The UK uses a 2-stage system: An ACL built out of the A records for hosts mentioned in blacklisted URLs is used as a WCCP divert list on core routers. Traffic to those IPs ends up being sent into proxy/cache systems which contain the actual blacklist on a URL-by-URL granularity.

So if you visit a URL that's not blacklisted but which is on the same server as a blacklisted URL, your HTTP request comes from the proxy/cache's source IP address instead of the requesting user's IP. Besides providing an effective vector for reverse-engineering the blacklist (which is being exploited by some researchers at Cambridge as we speak), the Wikipedia episode has shown that this approach doesn't actually avoid the "deny access to the entire server when a single URL is blocked" problem because the caches are so easily DoS'ed by load.

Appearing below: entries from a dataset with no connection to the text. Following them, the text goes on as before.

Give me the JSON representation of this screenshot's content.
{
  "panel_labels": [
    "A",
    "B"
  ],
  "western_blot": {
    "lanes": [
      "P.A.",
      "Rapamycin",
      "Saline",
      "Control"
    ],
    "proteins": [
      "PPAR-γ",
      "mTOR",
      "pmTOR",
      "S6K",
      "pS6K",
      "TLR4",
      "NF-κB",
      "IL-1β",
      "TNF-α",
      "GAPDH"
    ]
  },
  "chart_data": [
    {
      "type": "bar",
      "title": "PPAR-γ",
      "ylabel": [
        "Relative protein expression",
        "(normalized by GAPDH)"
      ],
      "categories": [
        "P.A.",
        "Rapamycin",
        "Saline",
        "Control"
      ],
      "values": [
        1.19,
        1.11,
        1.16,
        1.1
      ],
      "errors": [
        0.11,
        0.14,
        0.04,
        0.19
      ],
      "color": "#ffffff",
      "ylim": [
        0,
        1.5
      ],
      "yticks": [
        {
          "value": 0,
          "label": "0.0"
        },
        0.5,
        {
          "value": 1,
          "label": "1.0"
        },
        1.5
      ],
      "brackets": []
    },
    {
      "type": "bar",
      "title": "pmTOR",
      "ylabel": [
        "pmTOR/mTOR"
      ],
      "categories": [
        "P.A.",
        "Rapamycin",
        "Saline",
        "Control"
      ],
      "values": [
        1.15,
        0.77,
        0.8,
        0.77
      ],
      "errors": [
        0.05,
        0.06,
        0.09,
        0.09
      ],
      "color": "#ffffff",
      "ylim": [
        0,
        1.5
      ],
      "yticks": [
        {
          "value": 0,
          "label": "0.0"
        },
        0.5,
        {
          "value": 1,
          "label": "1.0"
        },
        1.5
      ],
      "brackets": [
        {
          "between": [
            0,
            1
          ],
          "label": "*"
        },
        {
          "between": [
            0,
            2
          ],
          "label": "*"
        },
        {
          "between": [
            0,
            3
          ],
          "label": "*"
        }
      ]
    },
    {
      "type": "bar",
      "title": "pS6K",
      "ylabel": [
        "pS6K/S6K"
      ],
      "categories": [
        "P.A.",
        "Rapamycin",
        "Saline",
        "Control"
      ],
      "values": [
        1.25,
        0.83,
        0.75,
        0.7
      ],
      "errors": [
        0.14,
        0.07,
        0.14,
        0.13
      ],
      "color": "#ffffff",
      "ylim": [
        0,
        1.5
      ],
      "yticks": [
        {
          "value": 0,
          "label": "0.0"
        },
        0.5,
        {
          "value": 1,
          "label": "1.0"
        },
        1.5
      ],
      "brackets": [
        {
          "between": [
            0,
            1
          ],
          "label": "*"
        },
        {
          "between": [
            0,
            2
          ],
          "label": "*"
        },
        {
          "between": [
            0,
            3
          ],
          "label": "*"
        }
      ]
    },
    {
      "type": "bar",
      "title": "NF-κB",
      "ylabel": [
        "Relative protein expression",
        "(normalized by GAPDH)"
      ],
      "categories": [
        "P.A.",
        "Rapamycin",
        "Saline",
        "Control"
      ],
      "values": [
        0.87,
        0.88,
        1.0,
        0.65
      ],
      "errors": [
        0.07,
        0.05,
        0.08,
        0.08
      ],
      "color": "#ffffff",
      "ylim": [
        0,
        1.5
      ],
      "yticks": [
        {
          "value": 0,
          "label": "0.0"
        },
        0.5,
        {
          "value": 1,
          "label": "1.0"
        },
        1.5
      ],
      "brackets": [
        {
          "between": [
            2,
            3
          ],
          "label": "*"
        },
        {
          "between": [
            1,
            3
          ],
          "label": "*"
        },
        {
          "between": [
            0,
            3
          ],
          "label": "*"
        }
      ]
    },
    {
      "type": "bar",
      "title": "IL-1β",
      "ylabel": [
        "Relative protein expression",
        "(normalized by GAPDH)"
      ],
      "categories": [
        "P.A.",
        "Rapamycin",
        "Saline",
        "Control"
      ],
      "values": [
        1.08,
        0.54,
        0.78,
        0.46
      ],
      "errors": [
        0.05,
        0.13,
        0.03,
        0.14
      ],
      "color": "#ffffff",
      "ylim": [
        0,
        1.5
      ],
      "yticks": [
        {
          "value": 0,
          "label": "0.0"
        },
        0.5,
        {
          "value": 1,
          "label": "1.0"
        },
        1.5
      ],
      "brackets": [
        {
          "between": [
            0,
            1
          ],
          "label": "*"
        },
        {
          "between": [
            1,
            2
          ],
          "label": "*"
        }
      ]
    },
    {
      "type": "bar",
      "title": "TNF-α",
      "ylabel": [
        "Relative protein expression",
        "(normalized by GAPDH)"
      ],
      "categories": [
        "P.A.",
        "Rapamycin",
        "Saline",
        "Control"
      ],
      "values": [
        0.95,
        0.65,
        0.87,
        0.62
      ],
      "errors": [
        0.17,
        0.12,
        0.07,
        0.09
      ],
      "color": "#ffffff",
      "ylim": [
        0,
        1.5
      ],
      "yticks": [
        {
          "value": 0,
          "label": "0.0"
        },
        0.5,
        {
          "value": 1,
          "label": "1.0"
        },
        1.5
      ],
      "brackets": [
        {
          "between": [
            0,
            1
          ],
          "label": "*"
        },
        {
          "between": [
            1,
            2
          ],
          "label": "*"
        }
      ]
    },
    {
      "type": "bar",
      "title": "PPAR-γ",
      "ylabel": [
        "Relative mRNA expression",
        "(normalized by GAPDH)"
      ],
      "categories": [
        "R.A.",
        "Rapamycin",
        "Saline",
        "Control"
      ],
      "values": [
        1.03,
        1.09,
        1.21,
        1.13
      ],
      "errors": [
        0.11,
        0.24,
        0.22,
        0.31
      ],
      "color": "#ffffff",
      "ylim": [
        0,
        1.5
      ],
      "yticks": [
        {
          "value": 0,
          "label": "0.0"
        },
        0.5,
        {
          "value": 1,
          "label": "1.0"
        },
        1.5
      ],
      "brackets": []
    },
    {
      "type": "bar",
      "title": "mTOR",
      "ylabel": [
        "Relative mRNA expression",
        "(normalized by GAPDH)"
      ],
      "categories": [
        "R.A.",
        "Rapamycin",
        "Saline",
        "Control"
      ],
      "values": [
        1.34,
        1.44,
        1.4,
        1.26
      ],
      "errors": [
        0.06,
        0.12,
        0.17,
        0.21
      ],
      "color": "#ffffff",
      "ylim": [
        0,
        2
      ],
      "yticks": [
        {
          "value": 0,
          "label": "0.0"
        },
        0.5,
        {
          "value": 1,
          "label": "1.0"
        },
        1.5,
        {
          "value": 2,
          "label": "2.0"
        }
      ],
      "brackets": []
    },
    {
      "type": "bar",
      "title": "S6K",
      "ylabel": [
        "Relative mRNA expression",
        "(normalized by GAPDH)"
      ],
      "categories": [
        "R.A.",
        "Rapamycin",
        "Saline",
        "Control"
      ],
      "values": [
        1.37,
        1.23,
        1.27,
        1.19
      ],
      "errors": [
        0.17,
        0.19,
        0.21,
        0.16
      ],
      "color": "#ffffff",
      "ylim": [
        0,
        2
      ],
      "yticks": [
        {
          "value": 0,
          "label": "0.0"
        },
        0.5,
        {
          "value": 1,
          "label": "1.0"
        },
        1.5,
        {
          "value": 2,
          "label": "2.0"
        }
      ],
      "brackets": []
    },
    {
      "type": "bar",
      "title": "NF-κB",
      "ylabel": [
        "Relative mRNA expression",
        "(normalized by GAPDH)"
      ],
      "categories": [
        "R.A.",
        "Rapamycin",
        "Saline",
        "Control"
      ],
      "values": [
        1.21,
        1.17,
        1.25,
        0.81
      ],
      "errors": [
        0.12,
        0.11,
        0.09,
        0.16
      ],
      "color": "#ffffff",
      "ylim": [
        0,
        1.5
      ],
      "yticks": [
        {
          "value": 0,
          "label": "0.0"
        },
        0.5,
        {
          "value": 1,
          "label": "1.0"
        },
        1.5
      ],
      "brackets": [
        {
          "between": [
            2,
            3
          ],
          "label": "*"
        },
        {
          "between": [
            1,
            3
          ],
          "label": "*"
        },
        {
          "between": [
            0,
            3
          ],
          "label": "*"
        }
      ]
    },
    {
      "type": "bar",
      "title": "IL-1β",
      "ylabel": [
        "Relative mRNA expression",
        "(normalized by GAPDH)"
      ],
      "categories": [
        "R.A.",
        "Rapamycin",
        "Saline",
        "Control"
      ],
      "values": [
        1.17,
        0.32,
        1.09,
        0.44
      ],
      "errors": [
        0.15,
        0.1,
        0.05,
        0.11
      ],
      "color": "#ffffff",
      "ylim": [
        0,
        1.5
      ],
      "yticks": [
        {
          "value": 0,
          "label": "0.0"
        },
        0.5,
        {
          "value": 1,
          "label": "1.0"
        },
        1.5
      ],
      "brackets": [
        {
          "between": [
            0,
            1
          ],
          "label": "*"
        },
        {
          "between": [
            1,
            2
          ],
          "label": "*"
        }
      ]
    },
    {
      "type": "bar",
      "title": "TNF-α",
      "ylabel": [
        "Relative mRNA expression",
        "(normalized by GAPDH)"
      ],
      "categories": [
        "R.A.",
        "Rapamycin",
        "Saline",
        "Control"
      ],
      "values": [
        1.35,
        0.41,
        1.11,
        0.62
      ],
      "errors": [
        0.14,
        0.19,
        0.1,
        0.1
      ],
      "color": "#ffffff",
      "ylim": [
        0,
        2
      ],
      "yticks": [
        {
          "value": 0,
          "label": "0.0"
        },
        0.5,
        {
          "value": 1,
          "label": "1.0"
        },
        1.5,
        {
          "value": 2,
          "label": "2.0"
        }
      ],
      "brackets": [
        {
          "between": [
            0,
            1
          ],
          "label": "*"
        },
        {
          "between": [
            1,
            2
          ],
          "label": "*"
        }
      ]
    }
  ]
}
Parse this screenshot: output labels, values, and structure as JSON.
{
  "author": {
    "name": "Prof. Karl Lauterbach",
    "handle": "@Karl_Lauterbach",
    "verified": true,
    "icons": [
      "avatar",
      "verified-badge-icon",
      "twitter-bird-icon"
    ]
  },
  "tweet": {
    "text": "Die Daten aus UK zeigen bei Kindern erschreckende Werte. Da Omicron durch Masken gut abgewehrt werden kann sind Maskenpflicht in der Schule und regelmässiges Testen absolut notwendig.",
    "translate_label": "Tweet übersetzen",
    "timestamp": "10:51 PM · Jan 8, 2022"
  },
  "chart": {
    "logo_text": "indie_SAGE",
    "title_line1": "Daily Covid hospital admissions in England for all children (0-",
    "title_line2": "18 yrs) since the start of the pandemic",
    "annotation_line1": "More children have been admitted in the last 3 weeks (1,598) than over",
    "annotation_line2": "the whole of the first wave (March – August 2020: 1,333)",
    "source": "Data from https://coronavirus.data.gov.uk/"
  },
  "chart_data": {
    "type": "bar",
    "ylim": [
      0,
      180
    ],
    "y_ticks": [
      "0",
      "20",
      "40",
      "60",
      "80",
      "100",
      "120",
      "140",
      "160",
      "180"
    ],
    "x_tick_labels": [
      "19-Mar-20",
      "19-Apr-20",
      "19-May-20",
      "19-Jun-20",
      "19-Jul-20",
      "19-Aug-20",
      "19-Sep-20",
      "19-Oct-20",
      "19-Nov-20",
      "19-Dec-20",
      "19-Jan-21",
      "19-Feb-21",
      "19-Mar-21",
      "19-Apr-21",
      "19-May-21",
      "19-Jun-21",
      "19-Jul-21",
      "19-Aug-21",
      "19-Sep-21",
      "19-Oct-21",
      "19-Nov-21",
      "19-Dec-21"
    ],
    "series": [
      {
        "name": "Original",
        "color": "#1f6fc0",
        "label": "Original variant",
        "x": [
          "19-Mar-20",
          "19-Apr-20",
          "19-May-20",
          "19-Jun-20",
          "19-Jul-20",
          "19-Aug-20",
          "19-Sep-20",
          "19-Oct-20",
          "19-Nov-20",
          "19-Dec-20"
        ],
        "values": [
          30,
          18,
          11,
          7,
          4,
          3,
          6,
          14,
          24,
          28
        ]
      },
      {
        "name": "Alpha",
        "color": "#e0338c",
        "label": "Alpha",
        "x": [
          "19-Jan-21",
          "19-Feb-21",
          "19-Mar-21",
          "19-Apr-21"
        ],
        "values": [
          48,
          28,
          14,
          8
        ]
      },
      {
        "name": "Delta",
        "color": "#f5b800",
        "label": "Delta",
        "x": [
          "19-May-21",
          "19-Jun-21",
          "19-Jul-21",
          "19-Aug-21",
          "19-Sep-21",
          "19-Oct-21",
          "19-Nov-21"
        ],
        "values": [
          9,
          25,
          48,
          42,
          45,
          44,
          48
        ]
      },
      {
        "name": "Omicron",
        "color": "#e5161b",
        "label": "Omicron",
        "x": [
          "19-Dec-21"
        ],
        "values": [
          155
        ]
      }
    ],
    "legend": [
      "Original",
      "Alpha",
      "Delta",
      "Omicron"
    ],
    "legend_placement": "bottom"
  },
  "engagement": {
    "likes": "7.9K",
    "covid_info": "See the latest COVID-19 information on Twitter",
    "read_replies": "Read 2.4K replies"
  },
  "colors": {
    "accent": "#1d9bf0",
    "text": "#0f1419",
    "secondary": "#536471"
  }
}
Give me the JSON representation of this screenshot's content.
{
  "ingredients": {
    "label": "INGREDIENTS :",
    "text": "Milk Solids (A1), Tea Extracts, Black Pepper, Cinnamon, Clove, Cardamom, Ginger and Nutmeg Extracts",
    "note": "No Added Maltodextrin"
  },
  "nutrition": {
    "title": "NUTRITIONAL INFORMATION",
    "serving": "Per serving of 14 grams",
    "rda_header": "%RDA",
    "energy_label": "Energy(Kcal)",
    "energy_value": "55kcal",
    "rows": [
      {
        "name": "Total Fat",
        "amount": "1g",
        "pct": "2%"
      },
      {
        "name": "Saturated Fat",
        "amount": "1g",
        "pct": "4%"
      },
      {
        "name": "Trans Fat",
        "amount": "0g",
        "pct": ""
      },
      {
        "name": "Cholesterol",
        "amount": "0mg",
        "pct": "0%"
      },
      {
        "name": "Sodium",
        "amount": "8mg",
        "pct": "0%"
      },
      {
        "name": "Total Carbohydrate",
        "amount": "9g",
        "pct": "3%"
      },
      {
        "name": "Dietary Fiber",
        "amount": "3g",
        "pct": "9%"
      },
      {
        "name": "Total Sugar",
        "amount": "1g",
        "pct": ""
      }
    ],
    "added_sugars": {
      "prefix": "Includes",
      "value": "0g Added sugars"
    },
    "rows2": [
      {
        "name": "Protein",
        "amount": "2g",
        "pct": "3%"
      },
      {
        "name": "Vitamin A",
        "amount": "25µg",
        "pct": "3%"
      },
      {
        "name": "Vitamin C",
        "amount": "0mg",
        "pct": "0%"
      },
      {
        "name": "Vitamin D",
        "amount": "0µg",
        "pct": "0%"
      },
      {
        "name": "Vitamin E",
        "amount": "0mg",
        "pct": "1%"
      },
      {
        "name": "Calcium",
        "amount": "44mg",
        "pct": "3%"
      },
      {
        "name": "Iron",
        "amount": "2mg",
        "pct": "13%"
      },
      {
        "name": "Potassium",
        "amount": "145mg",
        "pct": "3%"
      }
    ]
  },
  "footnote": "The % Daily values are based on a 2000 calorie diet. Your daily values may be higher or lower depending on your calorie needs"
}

This policy is so profoundly unpopular that any engineered solution is going to have to assume that it'll be under constant attack by people who are trying to overwhelm censorship systems to either disable them or to embarrass the government into abandoning them. It's one thing to design a benign, optional system that just sits there and works because the only people who use it want it, but that'll be a different solution to the one you end up with when you're designing for a hostile audience.

Donal said...

Hi Mark,

Agreed on single IPs taking out additional vhosts/content for http(s). ACLs/Policy Map/WCCP would still punt+sinkhole SRCs of other protocols though too, if required, such as torrent trackers/IRC servers etc...

As stated in post re:URL/URIs "This can be especially difficult when recent research found that 69.8% of the websites for .com, .org and .net domains shared an IP address with 50 or more other websites."
Which we all know pretty much already.. I just found the percentages fascinating...

Aside, I wonder how stable WCCP code is as haven't used for years :) dodgy stuff! As is Fortinet codebase!